Latina/o Popular Music and Identity (AMST 217) isn’t all dance party, though—students are using music to examine serious social issues in the United States, including racism and gender inequality.
Hugely popular reggaeton, for example, started in mostly Black, working class communities in San Juan, Puerto Rico. It’s a story Rivera-Rideau, assistant professor of American studies, knows well, as the author of Remixing Reggaetón: The Cultural Politics of Race in Puerto Rico. Reggaeton was and is party music, but it also started as a vehicle for artists to talk about discrimination and police brutality. Rivera-Rideau’s class has been discussing how the genre is now criticized for abandoning Black communities in Puerto Rico and losing its political edge as it went mainstream.
Lizette Ortega ’22, who is taking the class from home in Houston, says she grew up listening to a lot of music from Latinx communities with her family. She’s a physics and peace and justice studies major but jumped at the chance to take the class. “I was really excited about someone creating space to study [Latinx music] in an academic setting,” she says.
By the second week of the class, Ortega had already deepened her understanding of the music. “I didn’t really know a lot about the beginnings of these genres,” she said. “I honestly didn’t know how much [reggaeton] did and how much it does in connecting Latinidad to Blackness.”
Rivera-Rideau changed the structure of the class to teach it in an intense seven-week term. (The semester was split into two terms during which each student takes two courses.) The course now compares the genres rather than walking through each one separately—a change she feels is helping her students grapple with bigger concepts right away.
One comparison she draws is between bachata and reggaeton. Both genres originated in predominantly Black communities, but bachata came out of the Dominican Republic decades before reggaeton developed in Puerto Rico. Both carried stereotypes of grittiness and hypersexualization, Rivera-Rideau says, while white and upper-class artists in the same genres have been seen as more respectable. Her students wrestled with why two genres from two different places in two different time periods were racialized in the same way.
The reason? “Global systems of anti-Black racism might manifest differently but are rooted in the same global problem,” Rivera-Rideau says. “I felt like the students got that faster in a way because they had that comparative approach.”
After studying race, the class is looking at popular Latinx music genres through a gender lens, and talking about how and why artists have crossed over into the so-called mainstream.
Rivera-Rideau says she was initially disappointed about having to teach online. “I love teaching in person and being with my students,” she said. But she’s managed to make the class sing anyway.
Technology has allowed for online class sessions with breakout groups, and the class stays connected asynchronously through a discussion forum. Rivera-Rideau says her students have been enthusiastic, engaged with the material, and prepared from the get-go.
The format has also opened up opportunities for her class.

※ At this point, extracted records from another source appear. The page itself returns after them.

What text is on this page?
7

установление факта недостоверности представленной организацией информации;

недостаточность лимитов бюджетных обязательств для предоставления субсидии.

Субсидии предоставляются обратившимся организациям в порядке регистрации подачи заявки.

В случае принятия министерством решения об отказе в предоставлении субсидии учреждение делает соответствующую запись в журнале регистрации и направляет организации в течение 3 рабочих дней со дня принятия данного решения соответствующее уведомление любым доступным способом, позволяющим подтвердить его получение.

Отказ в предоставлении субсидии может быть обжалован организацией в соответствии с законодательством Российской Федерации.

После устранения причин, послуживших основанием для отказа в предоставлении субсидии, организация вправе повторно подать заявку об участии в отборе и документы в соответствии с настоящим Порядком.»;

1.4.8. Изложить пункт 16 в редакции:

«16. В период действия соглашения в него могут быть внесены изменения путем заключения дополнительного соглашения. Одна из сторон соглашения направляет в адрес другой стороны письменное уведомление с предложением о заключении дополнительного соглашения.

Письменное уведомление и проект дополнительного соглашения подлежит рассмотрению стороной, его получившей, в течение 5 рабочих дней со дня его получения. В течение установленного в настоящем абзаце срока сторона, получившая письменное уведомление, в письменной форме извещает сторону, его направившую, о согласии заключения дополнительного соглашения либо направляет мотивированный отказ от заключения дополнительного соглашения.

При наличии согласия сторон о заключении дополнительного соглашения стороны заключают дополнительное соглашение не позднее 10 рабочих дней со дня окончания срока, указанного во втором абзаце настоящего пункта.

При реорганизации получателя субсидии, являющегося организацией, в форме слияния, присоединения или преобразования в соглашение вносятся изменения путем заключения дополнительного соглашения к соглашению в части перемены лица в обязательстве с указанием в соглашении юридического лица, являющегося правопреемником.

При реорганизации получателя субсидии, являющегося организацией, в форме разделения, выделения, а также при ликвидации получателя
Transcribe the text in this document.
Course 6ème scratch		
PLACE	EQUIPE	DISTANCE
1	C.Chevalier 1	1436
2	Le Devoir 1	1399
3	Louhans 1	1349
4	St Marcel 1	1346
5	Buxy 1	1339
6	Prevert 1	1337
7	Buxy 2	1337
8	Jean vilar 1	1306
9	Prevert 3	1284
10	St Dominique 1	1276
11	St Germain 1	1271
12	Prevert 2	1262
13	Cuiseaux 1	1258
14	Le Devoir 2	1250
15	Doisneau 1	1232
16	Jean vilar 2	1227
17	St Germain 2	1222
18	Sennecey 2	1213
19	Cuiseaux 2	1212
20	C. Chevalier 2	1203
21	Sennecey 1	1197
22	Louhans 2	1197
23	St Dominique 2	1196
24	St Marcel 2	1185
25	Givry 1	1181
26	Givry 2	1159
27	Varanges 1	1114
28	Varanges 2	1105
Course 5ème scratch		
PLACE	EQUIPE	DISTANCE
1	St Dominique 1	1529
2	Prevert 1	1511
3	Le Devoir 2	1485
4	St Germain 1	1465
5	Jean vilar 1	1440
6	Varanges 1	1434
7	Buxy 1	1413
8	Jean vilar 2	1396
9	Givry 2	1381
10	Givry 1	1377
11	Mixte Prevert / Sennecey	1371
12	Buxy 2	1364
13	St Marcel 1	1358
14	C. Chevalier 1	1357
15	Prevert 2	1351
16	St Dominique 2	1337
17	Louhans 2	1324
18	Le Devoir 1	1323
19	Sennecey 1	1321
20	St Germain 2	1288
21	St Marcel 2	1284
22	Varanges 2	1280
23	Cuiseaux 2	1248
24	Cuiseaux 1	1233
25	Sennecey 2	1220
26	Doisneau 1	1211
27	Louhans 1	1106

She’s booked three powerhouse women in the industry to connect to the class remotely: Andre Veloz, a New York bachata artist disrupting a male-dominated genre; Suzy Exposito, a music editor at Rolling Stone; and Leila Cobo, Latin industry lead for Billboard.
For music major Grey Devlin ’22, who wants to go on to study gender and music, the class is an opportunity to have important conversations about what it means for music to be racialized and gendered. “When you talk about music you have to talk about culture, race, socioeconomic status,” Devlin says. “It’s a good reflection of what’s happening in a time and place.”